Ghana and Emirates National Oil Company are negotiating a barter agreement that would allow the West African country to pay for fuel with gold.
According to Kabiru Mahama, a vice president’s economic adviser, the administration secured a “tentative” arrangement with the oil company based in Dubai.
As it builds up its bullion reserves to be used to import fuel and lessen demand for dollars after its currency fell 57% this year, Ghana, Africa’s second-largest producer of gold, ordered large mining companies last week to sell 20% of the metal they refine to the central bank starting on January 1.
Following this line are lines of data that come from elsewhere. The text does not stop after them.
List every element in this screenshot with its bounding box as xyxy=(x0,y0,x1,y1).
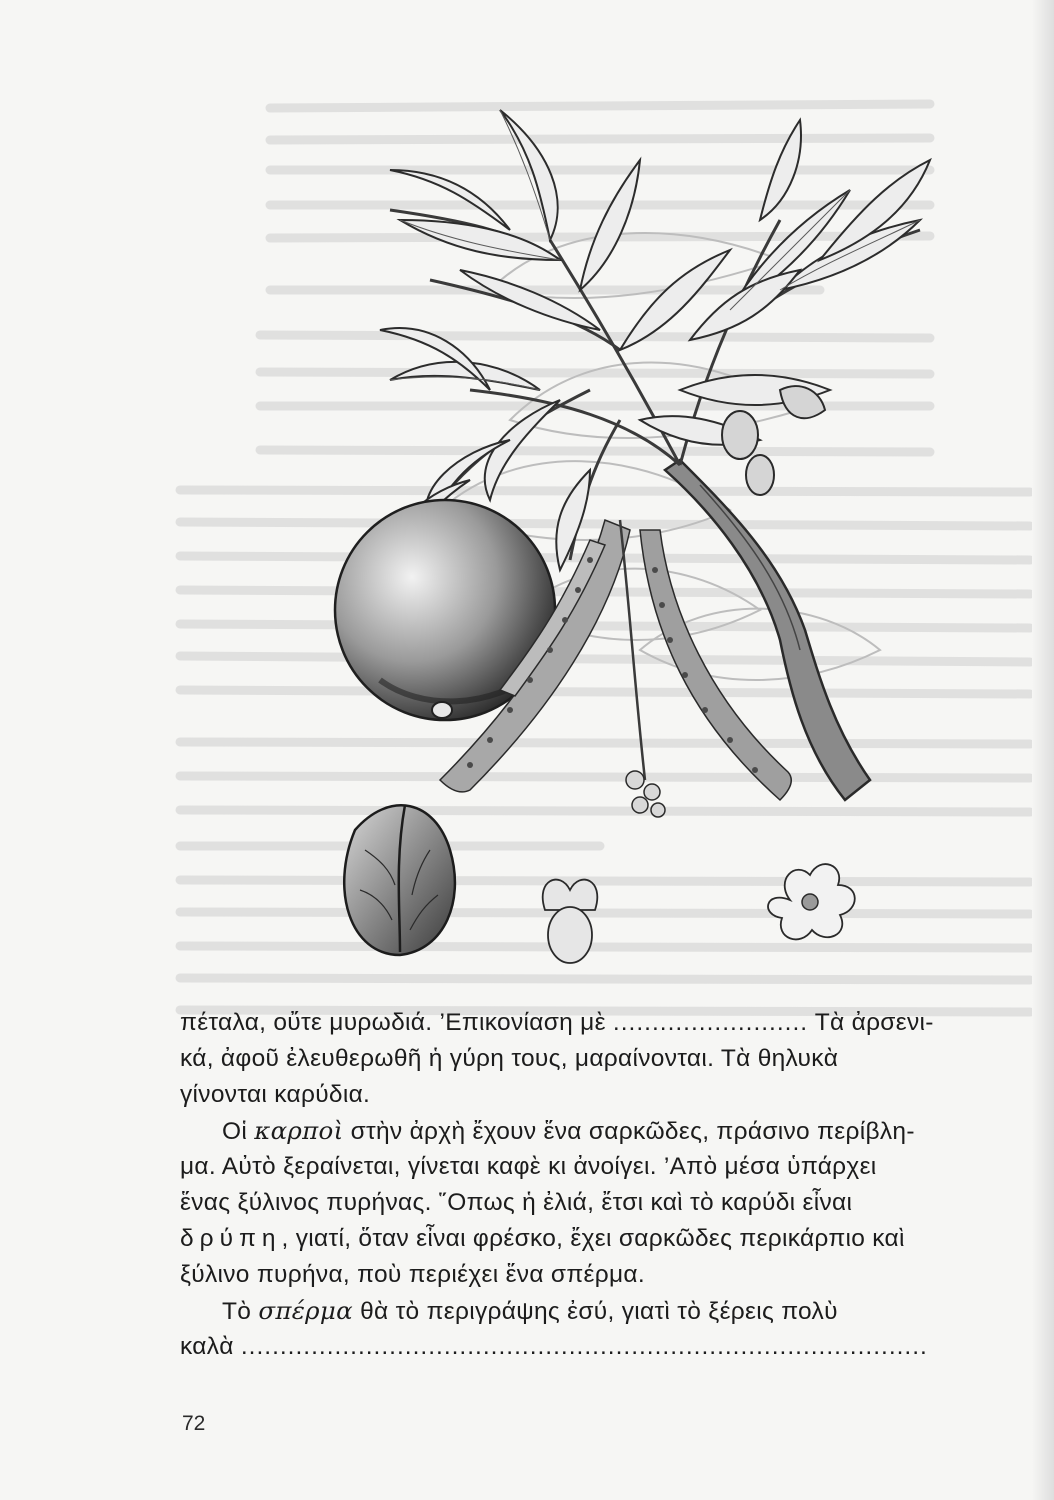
text-fragment: στὴν ἀρχὴ ἔχουν ἕνα σαρκῶδες, πράσινο περίβλη- xyxy=(343,1118,915,1145)
text-line xyxy=(180,1113,1025,1149)
text-fragment: θὰ τὸ περιγράψης ἐσύ, γιατὶ τὸ ξέρεις πολὺ xyxy=(352,1298,838,1325)
text-fragment: καλὰ xyxy=(180,1333,241,1360)
text-fragment: Οἱ xyxy=(222,1118,255,1145)
text-line xyxy=(180,1005,1025,1041)
text-line: μα. Αὐτὸ ξεραίνεται, γίνεται καφὲ κι ἀνοίγει. ’Απὸ μέσα ὑπάρχει xyxy=(180,1153,877,1180)
spaced-term-drupe: δρύπη xyxy=(180,1225,282,1252)
text-line xyxy=(180,1221,1025,1257)
page-spine-shadow xyxy=(1032,0,1054,1500)
italic-term-fruits: καρποὶ xyxy=(254,1116,344,1145)
text-fragment: , γιατί, ὅταν εἶναι φρέσκο, ἔχει σαρκῶδες περικάρπιο καὶ xyxy=(281,1225,905,1252)
italic-term-seed: σπέρμα xyxy=(258,1296,353,1325)
walnut-branch-illustration xyxy=(260,90,940,1010)
text-fragment: Τὸ xyxy=(222,1298,259,1325)
text-line: ξύλινο πυρήνα, ποὺ περιέχει ἕνα σπέρμα. xyxy=(180,1261,645,1288)
text-line: γίνονται καρύδια. xyxy=(180,1081,371,1108)
text-fragment: Τὰ ἀρσενι- xyxy=(808,1009,934,1036)
text-line xyxy=(180,1293,1025,1329)
page-number: 72 xyxy=(182,1412,206,1435)
fill-in-blank-dots: ........................................................................................ xyxy=(240,1333,928,1360)
text-line: ἕνας ξύλινος πυρήνας. ῞Οπως ἡ ἐλιά, ἔτσι καὶ τὸ καρύδι εἶναι xyxy=(180,1189,853,1216)
body-text xyxy=(180,1005,1025,1365)
fill-in-blank-dots: ......................... xyxy=(612,1009,809,1036)
text-fragment: πέταλα, οὔτε μυρωδιά. ’Επικονίαση μὲ xyxy=(180,1009,613,1036)
text-line: κά, ἀφοῦ ἐλευθερωθῆ ἡ γύρη τους, μαραίνονται. Τὰ θηλυκὰ xyxy=(180,1045,839,1072)
text-line xyxy=(180,1329,1025,1365)
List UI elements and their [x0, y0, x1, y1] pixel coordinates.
In a phone interview on Friday, Mr. Mahama stated, “We’re open to any foreign oil trading company that is interested.”
“All of our oil product demands would be converted to gold beginning in October.”
The barter system is seen as a solution for Ghana, whose economy is struggling to stabilize, to stop the decline of the cedi, the worst-performing currency among those monitored by Bloomberg.
The nation’s foreign exchange reserves are being depleted and inflation is being fueled by the sinking cedi.
In the meantime, President Nana Akufo-administration Addo’s plans to ask foreign bondholders to accept losses on their investments in order to open the door for an International Monetary Fund bailout after losing access to global capital markets this year due to skyrocketing debt and loan-service costs.
An email and a phone message seeking comment received no immediate response from ENOC. A request for comment sent through email was also not quickly answered by Dubai’s government, which owns ENOC.
The gold trade has a long history with Dubai. Critics assert that regulatory gaps allow bullion that has been smuggled out of conflict zones and used for money laundering to be exchanged in the city, but Dubai’s commodities exchange has refuted those assertions.
The United Arab Emirates’ nationally run anti-money laundering reporting system was expanded to include gold dealing last year.
According to Steve Opata, director of financial markets at the Bank of Ghana, “ENOC is interested in giving us refined oil for gold.”
“We will give them the equivalent in gold, based on the amounts they have agreed to provide us. This program is between governments.
Ghana imports goods worth $10 billion a year, 48%
The government anticipates that exchanging gold for refined crude will aid in the recovery of its gross international reserves, which fell to $6.7 billion at the end of October from $10.8 billion a year earlier, or barely 2.9 months’ worth of imports.
As a result of the falling currency, inflation increased to 40.4% in October. The central bank responded by increasing borrowing costs by 250 basis points to 27%, the highest level in more than 19 years.
The gold will be purchased in cedis by the Bank of Ghana from the mining firms. For the first time in 60 years, Ghana started purchasing gold last year to increase its foreign exchange reserves. The most recent action increases the buying.
In a Facebook post, Bawumia stated that “if we implement it as envisioned, it will radically impact our balance of payments.”
Dollar demand from oil importers The depreciation of the cedi and rises in the cost of living, including higher prices for petrol, transportation, and utilities, he claimed, are caused by depleting foreign exchange reserves.